6 thoughts on “R.I.P. Freddie Francis 1917-2007

  1. Nice overview of the man’s work. I’ve only caught the second half of the Doctor and The Devils on TV, and I now feel guilty I never watched it in its entire. Better late than never.

    Apparently it was due to his past as a horror director that made Scorsese feel Freddie Francis should be his D.O.P. on Cape Fear, to hel phim with doing such a film.

  2. This was a pleasure to read. Very insightful and thoughtful tribute to one of the greats. Very nicely done, thanks for posting it.

  3. Kevin – Thanks a lot! I think you’d enjoy The Doctor and the Devils so you should give the DVD a look. It’s funny, but personally I think the best thing about the Cape Fear remake is the cinematography. The movie is shot really well!

    Jeremy – Thanks! Besides the great write-up by Tim Lucas, I haven’t thought much about the other Francis tributes I’ve read. A lot of them read like back-handed compliments and the writers seem to have very litte regard or understanding of the work he did outside of his stuff with Lynch. It’s a shame that there isn’t more appreciation of British horror, as well as the British New Wave. I love British cinema so many of my favorite filmmakers & actors are Brits.

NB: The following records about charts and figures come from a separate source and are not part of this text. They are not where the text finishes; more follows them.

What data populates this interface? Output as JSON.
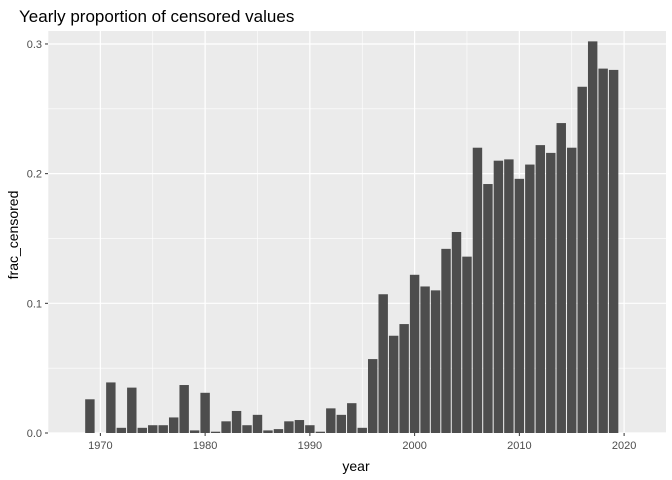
{
  "chart_data": {
    "type": "bar",
    "title": "Yearly proportion of censored values",
    "xlabel": "year",
    "ylabel": "frac_censored",
    "xlim": [
      1965,
      2024
    ],
    "ylim": [
      0,
      0.31
    ],
    "x_ticks": [
      "1970",
      "1980",
      "1990",
      "2000",
      "2010",
      "2020"
    ],
    "y_ticks": [
      "0.0",
      "0.1",
      "0.2",
      "0.3"
    ],
    "grid": true,
    "panel_color": "#ebebeb",
    "bar_color": "#4d4d4d",
    "series": [
      {
        "x": [
          1969,
          1970,
          1971,
          1972,
          1973,
          1974,
          1975,
          1976,
          1977,
          1978,
          1979,
          1980,
          1981,
          1982,
          1983,
          1984,
          1985,
          1986,
          1987,
          1988,
          1989,
          1990,
          1991,
          1992,
          1993,
          1994,
          1995,
          1996,
          1997,
          1998,
          1999,
          2000,
          2001,
          2002,
          2003,
          2004,
          2005,
          2006,
          2007,
          2008,
          2009,
          2010,
          2011,
          2012,
          2013,
          2014,
          2015,
          2016,
          2017,
          2018,
          2019,
          2020
        ],
        "values": [
          0.026,
          0,
          0.039,
          0.004,
          0.035,
          0.004,
          0.006,
          0.006,
          0.012,
          0.037,
          0.002,
          0.031,
          0.001,
          0.009,
          0.017,
          0.006,
          0.014,
          0.002,
          0.003,
          0.009,
          0.01,
          0.006,
          0.001,
          0.019,
          0.014,
          0.023,
          0.004,
          0.057,
          0.107,
          0.075,
          0.084,
          0.122,
          0.113,
          0.11,
          0.142,
          0.155,
          0.136,
          0.22,
          0.192,
          0.21,
          0.211,
          0.196,
          0.207,
          0.222,
          0.216,
          0.239,
          0.22,
          0.267,
          0.302,
          0.281,
          0.28,
          0
        ]
      }
    ]
  }
}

  4. I was a little disappointed with Freddie on the commentary for Dr Terrors H of H. dvd, he seemed rather dismissive of his horror films. He had drifted into direction, he was primarily a d.o.p. & considered directing as secondary & more of a pot boiling activity & whilst he always had clear recollections of his “worthy” work, eg. The Innocents, he had little recollection of favourites like The Skull, The Creeping Flesh & Mumsy,Nanny,Sonny & Girly.

    I don’t think he appreciated how well loved his films are, having said that I think Roy Ward Baker is much the same. People forget what great technicians were involved in british horror, world class d.o.p.’s & art directors working with tiny budgets.

    It’s ironic that the film snobs who ignore his horror work in favour of his modern photography with Scorsese & Lynch, it was these horror films that these directors grew up with & were inspired to make films from in the first place!

    Dozens of “respectable” directors cite Hammer films as a formative influence & re paid this debt by using ppl like Francis & Douglas Slocombe to photograph their films. Yet no mention is made of these films in most film books, it’s as if Hammer never happened.

    It’s only their post modern “cult” status & Scorsese approval that allows non horror critics to grudgingly afford them some column inches.

    We fans however have never had that problem. We grew up with them, we continue to watch them & blogs like yours celebrate them….good for us!

  5. I think I love you.

    Do you know ‘Freakmaker’ and ‘Death Line/Raw Meat?
    Great British Films, 1973; Donald Plesence as evil botanist and funny cop, Tom Baker in hideous make-up knocking ‘freaks’ around: lovely!

  6. Thanks! I appreciate all the comments.

    I love British horror films in general so yep, I really fond of Freakmaker and Raw Meat. I actually watched Raw Meat again a few weeks ago and thought about writing something about it. I need to see Freakmaker again. Great stuff!